Il convient donc de forger une meilleure compréhension de ces conclusions paradoxales quant aux bénéfices économiques de l'économie circulaire, qui constituent à notre sens un point dur de la littérature. Pour ce faire, de nombreuses voix insistent sur la nécessité de mener de nouvelles

recherches non plus uniquement théoriques et à un niveau macroéconomique, mais également en pratique et au niveau de l'entreprise (FEM, 2012 ; Jonker, 2012 ; Rauter et al., 2017 ; Sempels, 2014).
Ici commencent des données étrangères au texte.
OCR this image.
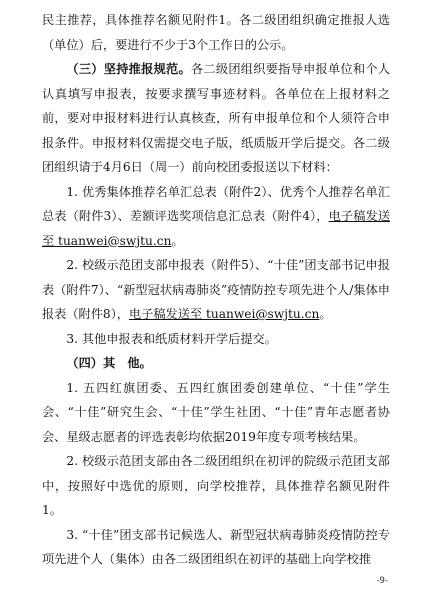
民主推荐，具体推荐名额见附件1。各二级团组织确定推报人选（单位）后，要进行不少于3个工作日的公示。

（三）坚持推报规范。各二级团组织要指导申报单位和个人认真填写申报表，按要求撰写事迹材料。各单位在上报材料之前，要对申报材料进行认真核查，所有申报单位和个人须符合申报条件。申报材料仅需提交电子版，纸质版开学后提交。各二级团组织请于4月6日（周一）前向校团委报送以下材料：

1. 优秀集体推荐名单汇总表（附件2）、优秀个人推荐名单汇总表（附件3）、差额评选奖项信息汇总表（附件4），电子稿发送至 tuanwei@swjtu.cn。

2. 校级示范团支部申报表（附件5）、“十佳”团支部书记申报表（附件7）、“新型冠状病毒肺炎”疫情防控专项先进个人/集体申报表（附件8），电子稿发送至 tuanwei@swjtu.cn。

3. 其他申报表和纸质材料开学后提交。

（四）其　他。

1. 五四红旗团委、五四红旗团委创建单位、“十佳”学生会、“十佳”研究生会、“十佳”学生社团、“十佳”青年志愿者协会、星级志愿者的评选表彰均依据2019年度专项考核结果。

2. 校级示范团支部由各二级团组织在初评的院级示范团支部中，按照好中选优的原则，向学校推荐，具体推荐名额见附件1。

3. “十佳”团支部书记候选人、新型冠状病毒肺炎疫情防控专项先进个人（集体）由各二级团组织在初评的基础上向学校推

-9-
Ces dernières constituent en effet un acteur clef de toute transition vers une économie circulaire (FEM, 2012 ; Geissdoerfer et al., 2016 ; Lüdeke-Freund et al., 2017). La question posée est alors celle des

activités de bouclage que les acteurs revendiquent mettre en place en tant que potentiels leviers de performance pour les entreprises (Adoue et al., 2014 ; Beulque et al., 2018 ; Bocken et al., 2017 ; FEM,

2012).

A partir de ce constat, les deux sous-sections suivantes nous permettront de finir de poser les bases de notre cadre théorique. Nous montrerons tout d’abord l’intérêt d’une approche de ces problématiques dites de création et captation de valeur au travers du cadre théorique des business

models tel que développé par le management stratégique. Dans une dernière sous-section, nous

mettrons enfin en avant en quoi l’économie circulaire et ses activités de bouclage interrogent la notion de business model. Pour ce faire, nous décrirons les spécificités et les enjeux propres de ce que nous appelons, à l’image de premiers autres chercheurs, des Business Models Circulaires (FEM, 2012 ; Jonker, 2012 ; Rauter et al., 2017 ; Sempels, 2014), objet que nous entendons comme des BM fondés sur une des activités de bouclage de flux que propose l’économie circulaire. Nous mettrons ainsi en évidence que la question de l’émergence et de la montée en puissance de business models circulaires permettant aux entreprises de créer et de capter de la valeur de manière pérenne constitue à la fois un enjeu central et un des principaux points durs de la littérature.